まさか身内に裏切り者がいたとは。アドレアのお気に入りの場所だったのに、そこをリークして、レオンを派遣するなんて。
「アドレア、ところでどこへ殿下をご案内する気だ?」
「西の客間です」
「西? いやいや、今の時間なら、南にある客間の方が……」
「では、父上がご案内されては?」
アドレアは突き放したようにそういってその場を立ち去ろうとすると、父は目を丸くして一瞬沈黙した後、アドレアの腕をつかんで引き留め、レオンに慌てたように言いつくろった。
「すみません。娘はなんというか……やや、愛想が足りず……。アドレア、今日はどうしたんだ? その……ややいつもより無愛想で無表情度が増しているような……?」
アドレアは外面はいいほうだが、家族の前では素を出している。普段から、家族に対して愛想があるタイプではない。しかし、ここまでとげとげしい態度もあまりしないため、父も驚いているようだ。
「私はいつもこんなものです。それで、父上が南の部屋にご案内されますか? それとも私が西の部屋にご案内しますか?」
「私は小さい部屋の方がいいですね。その方が、アドレア嬢と近い距離で話せるので」
アドレアの魂胆を見抜いているのか、レオンは突然、そんなことを言った。そういわれると、一番広い部屋に案内したくなる。一番広い部屋があるのは南の方だ。
「それなら――」
南の客間にご案内します、と言いかけたアドレアの言葉を、父が遮っていった。
「――ああ、殿下のご要望でしたか。それでしたら、西の方が小さい客間もございますから、そちらの方が適していますね。てっきりアドレアが、嫌がら……いえ、その、狭い部屋が自分が好きだからと自分本位に選んだのかと」
ほぼ嫌がらせと言いかけていた父だったが、なんとか言い直して、その場を取り繕ったふりをした。おそらくレオンの表情を見ている限り、レオンはすべてを察しているが、言及しないと決めたようだ。

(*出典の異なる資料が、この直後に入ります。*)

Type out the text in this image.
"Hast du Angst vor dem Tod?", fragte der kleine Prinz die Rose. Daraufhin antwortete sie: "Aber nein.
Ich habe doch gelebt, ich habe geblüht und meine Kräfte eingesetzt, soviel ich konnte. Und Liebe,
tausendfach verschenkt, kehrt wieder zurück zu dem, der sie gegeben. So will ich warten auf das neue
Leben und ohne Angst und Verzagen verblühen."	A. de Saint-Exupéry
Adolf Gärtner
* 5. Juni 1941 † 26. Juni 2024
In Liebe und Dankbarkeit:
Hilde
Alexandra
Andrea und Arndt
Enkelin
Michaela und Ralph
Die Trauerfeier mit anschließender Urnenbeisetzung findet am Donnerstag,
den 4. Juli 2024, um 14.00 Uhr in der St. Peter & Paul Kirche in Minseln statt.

「では、西の客間へ案内していただけますか、アドレア嬢」
「……ご案内します」
レオンが小さい客間がいいといったのだから、大きい客間に案内しよう。アドレアはそう思いながら歩きだすと、レオンはアドレアの隣に並びながら、釘をさすように言った。
「小さい部屋をお願いしたんだから、まさか西にある客間で一番大きい部屋に通したりしないよね?」
「……もちろん」
いちいちアドレアのやることを封じてくるこの男は本当に性格が悪い。ただ、ある意味では、他人をよく観察し、相手の行動を読む頭の切れがあるとも言える。
第一王子エイブラムの優秀さは世に轟いているが、第二王子についてはいまいち情報がなかったものの、案外切れ者なのかもしれない。
だからといって、アドレアが自分の婚約者として認めるわけではないのだが。
「こちらへどうぞ」
アドレアが選んだ部屋は、西の部屋では中ぐらいの客間にしておいた。
最も広いわけでもなく、最も小さい部屋でもないこの客間なら、あえて広い部屋にしたと勘繰られることもないだろう。
部屋に入ると、部屋の真ん中にソファとローテーブルの置かれていた。床には絨毯が敷き詰められており、小さな本棚もある。大きな窓はベランダに続いており、部屋の中にある扉は、寝室へと続いている。
王子を通すには質素な部屋だが、普段使っていないこの部屋でもきれいに掃除が行き届いていて、見えないところでストラーテン家の使用人たちが屋敷を維持するために働いてくれているのだと分かる。
「そちらへどうぞ」
アドレアはソファに座るように促すと、自身はソファを通り過ぎ、レースのカーテンを開け、窓を解放した。爽やかな風が部屋の中に入り、アドレアの苛立った気持ちを少しだけ静めてくれる。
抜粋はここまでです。